PATRICK ARNOLD — Illinois chemist who created “the clear,” an undetectable designer steroid at the heart of the BALCO scandal. Served three months in prison after pleading guilty in April 2006 to one count of conspiracy to distribute steroids.
TREVOR GRAHAM — Elite track coach who worked with disgraced sprinters Marion Jones, Tim Montgomery and Justin Gatlin has pleaded not guilty to three counts of making false statements to federal agents and faces a Nov. 26 trial. Graham launched the BALCO probe in 2003 when he sent USADA a vial of “the clear.”
GREG ANDERSON — Barry Bonds’ personal trainer has been in prison for contempt of court since November for refusing to testify in the government’s perjury probe against Bonds. Previously served three months in prison after pleading guilty in July 2005 to steroid distribution and money laundering.
TROY ELLERMAN — Conte’s attorney is serving a 2½-year sentence after pleading guilty to leaking confidential grand jury testimony of Barry Bonds and other athletes in the BALCO investigation.
JAMES VALENTE — Former BALCO vice president was sentenced to three years’ probation after pleading guilty in July 2005 to one count of distributing illegal steroids.
REMI KORCHEMNY — Former track coach sentenced to a year of probation after pleading guilty in July 2005 to misdemeanor count of doling out the sleep-disorder drug modafinil, which could also be used as a performance enhancer. Korchemny also agreed to a lifetime ban from coaching from the U.S. Anti-Doping Agency.
TAMMY THOMAS — Former elite cyclist was the first athlete charged in connection with the BALCO probe.
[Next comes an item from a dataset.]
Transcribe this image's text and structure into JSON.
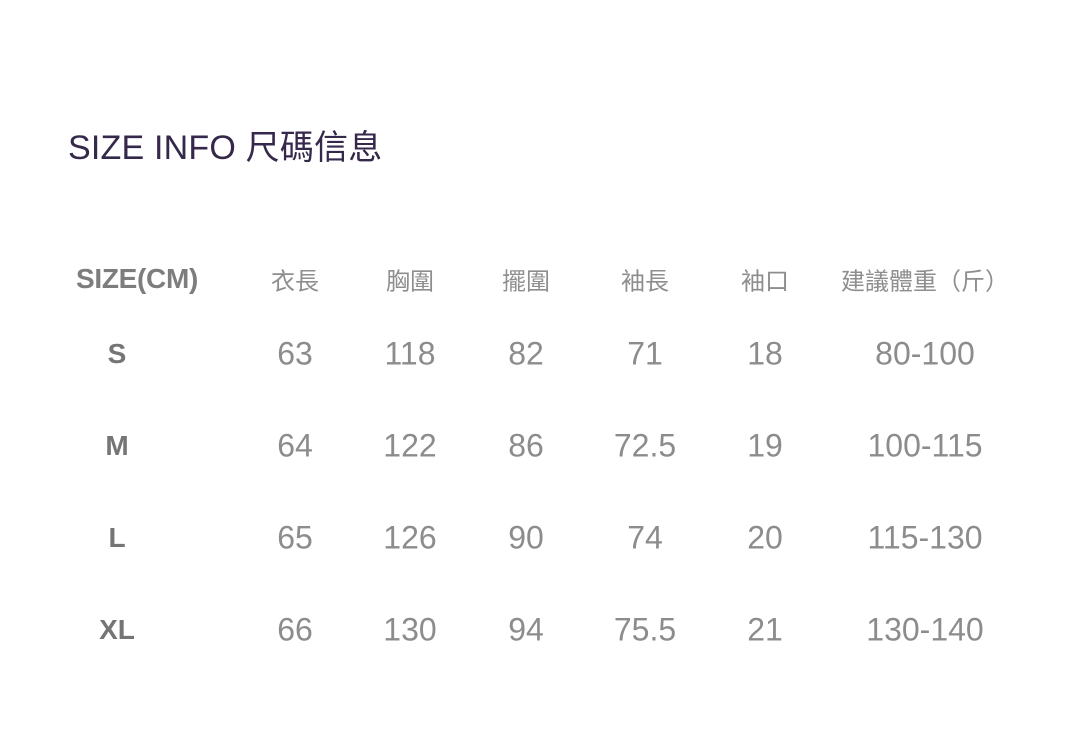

She has pleaded not guilty to three counts of perjury and one count of obstruction of justice. Banned from cycling for life in August 20002 after norbolethone, an obscure and previously undetectable steroid, was found in her urine.
BALCO-Related Doping Suspensions
TIM MONTGOMERY — Olympic gold medalist and father of Jones’ son, Monty, was given a two-year ban in December 2005 and stripped of his world record in the 100 meters. Montgomery never tested positive, and his punishment was based solely on evidence from the BALCO investigation. He retired in December 2005.
KELLI WHITE — BALCO client was stripped of her world titles in the 100 and 200 meters and banned for two years after admitting in 2004 to using modafinil. She also confessed to using other performance-enhancing drugs and gave testimony that implicated other athletes.
MICHELLE COLLINS — 2000 Olympian stripped of her 2003 world indoor title in the 200 meters and is serving a four-year ban. Though she never tested positive, evidence from the BALCO investigation showed she used performance-enhancing drugs.
CHRYSTE GAINES — Two-time Olympic relay medalist returned to competition this summer after serving a two-year ban prompted by evidence in the BALCO case.
ALVIN HARRISON — Two-time Olympic relay gold medalist accepted a four-year ban in October 2004 after admitting using EPO, among other performance-enhancing drugs, in the BALCO scandal.
BARRY BONDS — Home run king long has been dogged by allegations of steroid use. A grand jury in San Francisco is still investigating whether he lied under oath in 2003 when he denied ever knowingly using steroids. According to grand jury transcripts obtained by the San Francisco Chronicle, Bonds said he thought two substances given to him by Anderson were flaxseed oil and an arthritic balm. Authorities suspect those items were actually “the clear” and “the cream,” designer steroids distributed by BALCO.
JASON GIAMBI — New York Yankees slugger told a grand jury in December 2003 that he used steroids and human growth hormone, according to transcripts obtained by the Chronicle. Has since apologized and met with former Sen. George Mitchell, baseball’s steroid investigator. Commissioner Bud Selig has said Giambi won’t be punished.
GARY SHEFFIELD — Detroit Tigers outfielder testified before grand jury in 2003 that he never knowingly took steroids.